The AI layer is live for all Kobin users
If you're already on Kobin, open any inbox room and type @AI — or press ⌘K from anywhere. If you're not on Kobin yet, join the waitlist and get access to the full workspace including the AI layer from day one.
No credit card. Full access from day one.
Frequently asked questions
Which AI model powers Kobin AI?
Kobin AI uses Llama 4 Scout (17B) hosted on Groq — giving it extremely fast response times (typically under 2 seconds for simple queries, under 5 for multi-step tool calls). No API key required to use it. Founders can also connect their own Anthropic, OpenAI, or Google API key to use Claude, GPT-4o, or Gemini instead.
Does the AI have access to all my data?
The AI operates with the same permissions as the logged-in user. If you are the founder, it can see everything. If you are a team member, it respects your permission scope. Data is never sent to external AI providers in a way that could be used for training — all requests use API calls with standard data processing agreements.
Can the AI make mistakes or create duplicate tasks?
The AI has built-in deduplication guards — it will not call create_task twice for the same request. For destructive actions like task deletion, the AI returns a confirmation card and waits for you to click "Confirm Delete" before executing. Read operations (answering questions) never modify any data.
How does @AI know which project I am asking about?

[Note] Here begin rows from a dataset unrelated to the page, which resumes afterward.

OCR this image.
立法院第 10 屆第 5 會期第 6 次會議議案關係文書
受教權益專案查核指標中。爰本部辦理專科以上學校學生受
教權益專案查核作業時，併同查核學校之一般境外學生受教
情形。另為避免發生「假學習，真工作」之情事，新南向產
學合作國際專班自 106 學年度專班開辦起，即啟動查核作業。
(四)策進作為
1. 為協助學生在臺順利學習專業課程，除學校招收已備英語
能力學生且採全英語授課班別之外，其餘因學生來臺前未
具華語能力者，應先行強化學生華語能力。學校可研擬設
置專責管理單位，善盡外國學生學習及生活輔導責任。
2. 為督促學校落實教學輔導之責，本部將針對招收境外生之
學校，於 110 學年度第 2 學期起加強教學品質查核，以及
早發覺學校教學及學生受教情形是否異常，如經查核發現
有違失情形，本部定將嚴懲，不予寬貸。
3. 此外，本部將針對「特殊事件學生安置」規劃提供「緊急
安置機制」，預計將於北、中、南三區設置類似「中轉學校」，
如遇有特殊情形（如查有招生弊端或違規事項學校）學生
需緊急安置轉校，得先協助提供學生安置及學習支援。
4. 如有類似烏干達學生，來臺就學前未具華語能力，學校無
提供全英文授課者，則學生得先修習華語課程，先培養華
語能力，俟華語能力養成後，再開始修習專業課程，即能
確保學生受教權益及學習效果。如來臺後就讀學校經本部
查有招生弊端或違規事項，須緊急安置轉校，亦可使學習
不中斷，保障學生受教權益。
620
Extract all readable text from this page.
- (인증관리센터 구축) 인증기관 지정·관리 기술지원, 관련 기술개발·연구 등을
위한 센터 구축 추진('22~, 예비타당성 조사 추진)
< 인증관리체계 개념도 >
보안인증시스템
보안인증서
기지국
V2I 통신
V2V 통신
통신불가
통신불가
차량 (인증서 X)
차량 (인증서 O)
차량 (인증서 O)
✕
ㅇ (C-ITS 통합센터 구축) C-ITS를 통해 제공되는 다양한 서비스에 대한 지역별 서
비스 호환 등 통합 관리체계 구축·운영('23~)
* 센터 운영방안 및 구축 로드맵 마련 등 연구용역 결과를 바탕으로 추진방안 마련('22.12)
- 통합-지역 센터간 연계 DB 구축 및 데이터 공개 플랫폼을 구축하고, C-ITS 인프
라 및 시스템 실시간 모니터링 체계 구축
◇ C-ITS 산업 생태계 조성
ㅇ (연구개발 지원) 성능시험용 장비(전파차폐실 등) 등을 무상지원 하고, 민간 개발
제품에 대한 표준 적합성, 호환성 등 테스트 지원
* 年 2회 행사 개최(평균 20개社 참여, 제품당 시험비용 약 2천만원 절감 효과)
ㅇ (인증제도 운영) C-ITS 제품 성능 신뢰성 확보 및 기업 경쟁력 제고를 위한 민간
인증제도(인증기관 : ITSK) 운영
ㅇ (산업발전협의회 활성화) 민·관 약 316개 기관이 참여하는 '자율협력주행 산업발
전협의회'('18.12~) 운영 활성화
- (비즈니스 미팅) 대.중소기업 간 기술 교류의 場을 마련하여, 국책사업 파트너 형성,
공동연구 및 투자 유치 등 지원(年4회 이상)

When you use @AI in a project room, the room's project_id is automatically passed to the AI. It fetches that specific project's tasks, vault files, and recent messages. In the global command bar, you can specify project names in your question — the AI will fuzzy-match the name to the correct project.
Will the AI get more capable over time?
Yes. The read tools and action tools are a foundation. Each new Kobin module we ship will add corresponding AI tools. The daily brief, pre-meeting brief, and client silence detection are the next three features in the pipeline. The architecture is designed for this — each new module simply adds tools the model can call.